EPILOGUE
93.
Joel
Callie passed away that day from cardiac arrest. They couldn’t find any evidence of an underlying heart condition in the postmortem, so the cause of death was given as sudden arrhythmic death syndrome.
I didn’t leave a trace with my 999 call and failed to give the paramedics my name. So no one knew I was with Callie in her final moments. But it was noted in several news reports that she’d been found by a passerby. A few days later, Kieran sent me a link to an article in the local paper. Finn was imploring whoever had called the ambulance to come forward, so he could thank them personally for their efforts to help.
I stayed anonymous, of course. I didn’t want to give Finn any reason to suspect that Callie and I had been in contact while they’d been together. She’d been faithful to the last, of course she had. She loved him.
•••
I’m not sure if anyone notices me slip into the church. Taking a last-minute seat in the rear pew, I end up sitting next to Ben and his wife, Mia. They’ve got a baby of their own now, run an advertising agency together in London. Ben and I end up man-hugging halfway through the first hymn, which is “All Things Bright and Beautiful.”
I do my best to avert my eyes from Finn. I couldn’t have imagined a nicer guy for the love of my life to end up with. He’s in bits, of course. Hasbeen sat down the whole time, head in his hands. Callie’s parents are next to him, equally shattered.

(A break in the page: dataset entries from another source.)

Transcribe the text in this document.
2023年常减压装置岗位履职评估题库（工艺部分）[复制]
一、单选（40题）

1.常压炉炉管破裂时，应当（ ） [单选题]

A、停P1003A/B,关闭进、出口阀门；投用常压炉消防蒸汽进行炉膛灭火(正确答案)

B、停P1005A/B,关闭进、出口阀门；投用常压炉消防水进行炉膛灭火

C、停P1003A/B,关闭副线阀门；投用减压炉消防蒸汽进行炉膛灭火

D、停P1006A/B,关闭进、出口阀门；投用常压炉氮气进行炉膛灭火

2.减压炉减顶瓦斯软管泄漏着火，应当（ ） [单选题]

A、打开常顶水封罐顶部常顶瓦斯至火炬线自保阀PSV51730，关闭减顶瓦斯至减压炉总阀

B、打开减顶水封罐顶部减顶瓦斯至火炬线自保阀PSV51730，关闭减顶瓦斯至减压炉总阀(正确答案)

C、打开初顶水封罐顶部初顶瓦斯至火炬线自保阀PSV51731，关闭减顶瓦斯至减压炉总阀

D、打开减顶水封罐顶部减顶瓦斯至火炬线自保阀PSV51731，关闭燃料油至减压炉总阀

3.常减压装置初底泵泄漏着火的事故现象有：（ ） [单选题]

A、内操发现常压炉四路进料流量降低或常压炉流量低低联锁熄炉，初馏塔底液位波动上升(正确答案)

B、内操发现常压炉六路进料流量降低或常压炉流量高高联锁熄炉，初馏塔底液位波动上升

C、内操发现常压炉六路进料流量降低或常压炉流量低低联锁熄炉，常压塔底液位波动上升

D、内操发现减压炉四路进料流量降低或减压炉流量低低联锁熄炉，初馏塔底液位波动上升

Finn’s brought Murphy with him on a lead. He’s so old now, and slightly arthritic. His movements are stiff and he struggles to lie down, but his whiskered eyes are faithful as ever.
I have to look away from the dog, or I’ll break.
Eventually Finn comes to the front of the church to make his speech. It takes him a good minute or two to compose himself, once he gets up there. He chokes on his words, unable to speak at first. But when he finally does, he floods the church with light. He tells us the story of how he and Callie met. About the fun they had, their incredible life together. Their two amazing children. “They say there’s one person for everyone,” he concludes, his voice wobbling. “And for me, that person was Callie.”
I leave the church before the last hymn, in no doubt as to just how fully Callie lived her last eight years. How hugely she was loved.
•••
While everyone filters off to the crematorium, I do a lap of the block. I want to avoid running into Callie’s parents, Dot, or any of her other friends. Then I head back between the yew trees, where Esther’s asked me to meet her.
She approaches alone. Her face is eclipsed by an enormous pair of bug-eye sunglasses. We hug.
“I’m really sorry” is the first thing I say. And then, “It was a lovely service.”
“Thanks. I think Cal would have liked it.”
I picture the flowers trailing the nave. They were woven into the wicker of her coffin, strewn across the top of it. The air was suffused with fragrance, sweetened by love.
“Not going to the crematorium?” I ask Esther.
“No. Cal would have understood. I’m a bit of a wreck with stuff like that.” A stiff ejection of breath. “First Grace, and now...”
“I know,” I say softly. “I’m sorry.”
I detect a brave smile beneath the scoop of her sunglasses.
“Actually, I’ve got something I need to give you.” She withdraws a thick envelope from her handbag, passes it to me. “Callie wrote you postcards, Joel. After you broke up. She... passed them to me, for safekeeping. Anyway, she asked me to give them to you. If she died.”
My mouth makes soundless shapes. The envelope feels heavy as a house brick in my hands.
“She wanted you to know... how happy she was.”
I finger the envelope. There must be... what—twenty postcards in here? Thirty?
“I’d do it all again,” I say then. “Even if nothing could change. I’d love her again in a heartbeat.” And then my voice breaks, and I can’t say any more.
A long silence, punctuated only by birdsong.
“So that mystery passerby never came forward,” Esther says eventually.